Configuring the Cache of a View¶
Before enabling the cache in a specific view, you have to enable the cache module in the Server (see section Configuring the Cache).
To enable the cache of a view, open the view, click Options and select one of the following cache modes:
Partial. When a query is executed against the view, the Server checks if the cache contains the data required to answer the query. If not, it queries the data source directly.
Full. The Server assumes that the cache contains all the tuples of the view. Therefore, queries on this view will always use the cached data and will never “hit” the data source. The data source will be only accessed for refreshing cache data. The cache is always loaded explicitly, meaning that you need to execute query to load the cache.
Full incremental. With this mode, the queries to this view will be “incremental queries”. That is, the queries to this view merge the results obtained from the cache with the most recent data retrieved from the source. The main benefit of this mode is that the queries will always return fully up to date results without needing to retrieve the full result set from the data source, just the rows that are added/changed since the last cache refresh.
To be able to use this mode, the view has to have a field that contains when a row was last inserted/updated. For example, if the view has a field
last_modified_date
, you have to enter a condition likelast_modified_date > '@LAST_REFRESH_DATE'
.When executing the query, the variable
@LAST_REFRESH_DATE
is replaced with the timestamp of the last time a query to load the cache was executed and finished successfully.As it is a variant of the full mode, unlike with partial mode, the cache of the view still needs to be loaded explicitly (i.e. you have to execute a query with the appropriate parameters to load the cache).
Warning
The incremental mode has several requirements and limitations that you need to be aware of. The section Incremental Mode lists them.
The section Cache Modes explains in detail how these cache modes work.
Time to Live (seconds) is the Time to live in seconds of the entries stored in the view’s cache. Once this limit is reached, these entries expire and the next query will retrieve the data from the data source, instead of from the cache. If you select Never expire, the Server will never invalidate the entries stored in the cache. However, you still can invalidate the cache manually by clicking on Invalidate cache.
The Default time to live is the Time to live defined for the database in the “Cache configuration” dialog of the database (Administration > Database Management dialog). If the database does not set the “Time to live”, the cache module uses the global value of this property, which is defined in the “Cache” tab of the Server Configuration dialog.

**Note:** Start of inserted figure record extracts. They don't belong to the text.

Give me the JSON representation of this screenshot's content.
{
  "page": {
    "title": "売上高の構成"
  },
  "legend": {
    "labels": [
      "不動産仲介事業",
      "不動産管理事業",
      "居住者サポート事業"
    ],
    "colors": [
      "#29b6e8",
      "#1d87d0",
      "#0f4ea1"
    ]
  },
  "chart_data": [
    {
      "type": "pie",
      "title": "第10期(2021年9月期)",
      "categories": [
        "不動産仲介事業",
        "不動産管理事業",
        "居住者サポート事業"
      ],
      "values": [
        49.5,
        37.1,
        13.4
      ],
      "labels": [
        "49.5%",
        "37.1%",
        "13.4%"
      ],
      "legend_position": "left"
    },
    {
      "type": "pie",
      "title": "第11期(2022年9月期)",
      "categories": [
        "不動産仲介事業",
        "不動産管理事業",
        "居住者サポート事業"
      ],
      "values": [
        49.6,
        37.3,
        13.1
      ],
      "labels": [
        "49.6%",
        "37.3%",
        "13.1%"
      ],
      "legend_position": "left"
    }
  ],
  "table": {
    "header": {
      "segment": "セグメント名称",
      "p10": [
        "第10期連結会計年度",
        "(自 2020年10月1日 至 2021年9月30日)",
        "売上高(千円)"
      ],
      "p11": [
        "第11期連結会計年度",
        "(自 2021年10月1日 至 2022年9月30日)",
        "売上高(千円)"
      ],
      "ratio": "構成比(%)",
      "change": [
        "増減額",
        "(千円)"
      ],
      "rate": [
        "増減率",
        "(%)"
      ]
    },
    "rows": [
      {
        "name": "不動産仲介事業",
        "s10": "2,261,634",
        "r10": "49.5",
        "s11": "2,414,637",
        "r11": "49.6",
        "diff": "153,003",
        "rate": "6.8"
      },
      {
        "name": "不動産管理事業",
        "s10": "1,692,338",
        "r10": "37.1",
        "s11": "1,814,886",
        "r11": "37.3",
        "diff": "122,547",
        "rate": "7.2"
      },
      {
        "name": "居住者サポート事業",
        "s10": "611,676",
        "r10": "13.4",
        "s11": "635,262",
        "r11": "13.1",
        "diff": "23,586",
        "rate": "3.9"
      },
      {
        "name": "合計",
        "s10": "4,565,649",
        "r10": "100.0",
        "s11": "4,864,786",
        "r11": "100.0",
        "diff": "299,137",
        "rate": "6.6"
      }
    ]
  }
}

The rows obtained from the source are inserted in cache in batches. The Batch insert size (rows) determines the number of rows per batch. The Default value is the Batch size defined for the database in the “Cache configuration” dialog of the database (Administration > Database Management dialog). If the database does not set the “Batch size”, the cache module uses the global value of this property, which is defined in the “Cache” tab of the Server Configuration dialog.
The entries of the cache of a view expire when they reach their Time to live. However, you can invalidate these entries manually. To do it, click on Invalidate cache and select the following options:
Invalidate all. Remove all the cache content for the view.
Invalidate partially. Remove only the entries that match the condition in the Edit condition dialog.
Invalidate on cascade. If selected, the cache module also invalidates the cache of the subviews of this view. This option is disabled for views with “Full” cache mode. In addition, if you invalidate on cascade a view, the cache of the subviews whose cache mode is “Full” will not be invalidated.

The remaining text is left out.